Eppure, Jake ama ancora suo
fratello. “Capisci perché tutti gli perdonano tutto”,
spiega Law. “Con Jason, che è così simpatico e divertente, vedi
perché gli altri cadono sempre nella sua rete.” Questo
rapporto è stato il punto di partenza per i creatori Zach Baylin e
Kate Susman. “Abbiamo fratelli e volevamo esplorare come, con
loro, sei una persona diversa rispetto al resto del mondo”,
dice Susman. “E come sia difficile sfuggire alle dinamiche
dell’infanzia.”
Ma è impossibile sfuggire anche al
boss mafioso Mancuso (Troy Kotsur), che reclama un vecchio debito
di Vince. Tra affari sporchi, un tradimento sentimentale e accuse
penali contro il ristorante, la tensione cresce fino all’episodio
finale Isle of Joy.
Come Jake cerca di aiutare
Vince
All’inizio, Vince era stato escluso
dalla gestione del ristorante dopo comportamenti pericolosi e una
causa legale. Jake e i soci Wes e Roxie lo avevano liquidato. Ma
dopo un violento incontro in Nevada, Vince torna senza soldi.
Jake, che ha trasformato Black
Rabbit in un locale di successo, è inizialmente felice, ma presto
Vince riprende i vecchi vizi. Mancuso e suo figlio Junior reclamano
i soldi, e Vince, per proteggere la figlia Gen, chiede aiuto al
fratello. Jake propone un piano di pagamento usando il ristorante
come garanzia. Una cena di beneficenza fornisce fondi, ma non
basta: i problemi aumentano.
Il caso Anna al Black Rabbit
Un’altra minaccia viene
dall’interno. Il terzo piano del locale, ritrovo di celebrità, è
teatro di comportamenti inaccettabili. Quando Anna accusa l’artista
Jules di violenza sessuale, Jake non può più ignorare.
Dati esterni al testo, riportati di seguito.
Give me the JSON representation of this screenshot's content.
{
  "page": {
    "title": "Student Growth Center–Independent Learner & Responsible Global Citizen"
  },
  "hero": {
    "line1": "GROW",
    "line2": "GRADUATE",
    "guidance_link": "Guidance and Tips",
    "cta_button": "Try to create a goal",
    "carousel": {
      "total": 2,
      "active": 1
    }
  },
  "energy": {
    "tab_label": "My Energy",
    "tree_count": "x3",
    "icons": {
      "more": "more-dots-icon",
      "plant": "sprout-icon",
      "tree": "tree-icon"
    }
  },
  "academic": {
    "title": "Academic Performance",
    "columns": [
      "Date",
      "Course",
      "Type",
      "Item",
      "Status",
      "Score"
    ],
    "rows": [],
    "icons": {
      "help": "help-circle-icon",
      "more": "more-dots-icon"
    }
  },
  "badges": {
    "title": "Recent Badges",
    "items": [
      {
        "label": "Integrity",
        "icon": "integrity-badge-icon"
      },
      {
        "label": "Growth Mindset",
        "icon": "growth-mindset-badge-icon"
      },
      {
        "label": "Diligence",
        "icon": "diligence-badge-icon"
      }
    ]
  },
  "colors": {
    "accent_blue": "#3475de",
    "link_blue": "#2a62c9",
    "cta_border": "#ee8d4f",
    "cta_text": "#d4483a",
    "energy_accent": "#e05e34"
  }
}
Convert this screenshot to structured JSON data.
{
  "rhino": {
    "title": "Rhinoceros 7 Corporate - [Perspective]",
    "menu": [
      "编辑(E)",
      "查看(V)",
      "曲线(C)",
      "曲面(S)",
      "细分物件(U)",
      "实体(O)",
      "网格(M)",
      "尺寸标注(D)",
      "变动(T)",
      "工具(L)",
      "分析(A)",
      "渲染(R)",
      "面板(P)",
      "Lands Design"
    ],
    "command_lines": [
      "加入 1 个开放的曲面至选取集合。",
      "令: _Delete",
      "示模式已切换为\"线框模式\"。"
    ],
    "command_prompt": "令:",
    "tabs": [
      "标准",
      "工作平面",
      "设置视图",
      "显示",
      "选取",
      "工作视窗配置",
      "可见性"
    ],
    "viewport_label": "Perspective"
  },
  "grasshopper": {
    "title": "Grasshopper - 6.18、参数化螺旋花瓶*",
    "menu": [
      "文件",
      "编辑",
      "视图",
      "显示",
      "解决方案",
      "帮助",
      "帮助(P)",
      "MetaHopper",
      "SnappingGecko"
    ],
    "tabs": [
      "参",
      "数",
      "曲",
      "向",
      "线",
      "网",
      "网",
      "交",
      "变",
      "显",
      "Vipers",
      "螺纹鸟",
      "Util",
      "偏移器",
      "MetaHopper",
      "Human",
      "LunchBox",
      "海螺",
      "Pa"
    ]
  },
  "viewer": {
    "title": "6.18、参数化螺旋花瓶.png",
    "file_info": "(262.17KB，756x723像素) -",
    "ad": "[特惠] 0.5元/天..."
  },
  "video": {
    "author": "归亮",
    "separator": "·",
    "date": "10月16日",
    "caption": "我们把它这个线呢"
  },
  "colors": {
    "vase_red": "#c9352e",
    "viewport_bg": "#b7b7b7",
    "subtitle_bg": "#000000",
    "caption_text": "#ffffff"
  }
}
Ma Jake è già in crisi: ha speso
troppo, vuole aprire un altro locale, ruba soldi dalla sua stessa
attività e ha una relazione con Estelle, compagna di Wes. La
denuncia di Anna incrina anche il rapporto con Roxie, che inizia a
dubitare di lui.
Il denaro della cena benefica viene
usato da Jake per coprire i buchi, lasciando troppo poco per il
debito di Vince. Intanto, i giornalisti indagano e gli uomini di
Mancuso si avvicinano.
La morte di Anna
La storia di Anna ha un epilogo
tragico. Campbell, uomo fidato di Jules, le offre denaro e un volo
in cambio del silenzio. Lei accetta, ma Vince, parlando con Junior,
rivela la situazione. Junior la interpreta come una minaccia e va a
intimidirla. Nella colluttazione, Anna muore accidentalmente.
Campbell interviene per ripulire la scena.
Il motivo della rapina
Dopo la morte di Anna, tutto crolla.
La polizia indaga, Mancuso preme per i soldi, Wes scopre il
tradimento di Jake e si allea con Roxie per prendere il controllo
del ristorante.
Per ottenere denaro, i fratelli
truffano un’assicurazione sulla casa d’infanzia, ma è troppo tardi:
Junior vuole ucciderli per coprire la propria colpa. Jake gli
propone invece di rapinare il Black Rabbit durante una festa.
Dopo una lite violenta con Jake,
Vince si unisce al piano di Junior. Durante la rapina, Wes cerca di
fermarli ma viene colpito. Junior minaccia Jake, ma Vince lo uccide
per salvare il fratello. In fuga, Vince vende la refurtiva, ma
Mancuso rapisce Gen, preparando lo scontro finale.
Cosa succede alla fine
Con Wes morente, Vince viene
accusato del suo omicidio. Jake, per salvare Gen, consegna il
fratello a Mancuso, ma Vince riesce a scappare. In un ultimo
incontro, rivela a Jake il segreto custodito per tutta la vita: da
ragazzo uccise il padre violento, facendo cadere una palla da
bowling per proteggere la madre.
Jake confessa di aver sempre saputo
la verità e di averlo amato comunque. Sul tetto del Black Rabbit,
Vince compie il suo ultimo gesto: si getta nel vuoto, convinto di
poter aiutare suo fratello solo sacrificandosi. Prima, telefona
alla polizia confessando tutto. Mancuso, venuto a reclamare
vendetta, abbraccia Jake e se ne va quando apprende della morte di
Vince.
Il finale agrodolce di Black
Rabbit
Il finale è agrodolce. Jules viene
arrestato, Roxie apre una nuova attività, Estelle lascia Jake.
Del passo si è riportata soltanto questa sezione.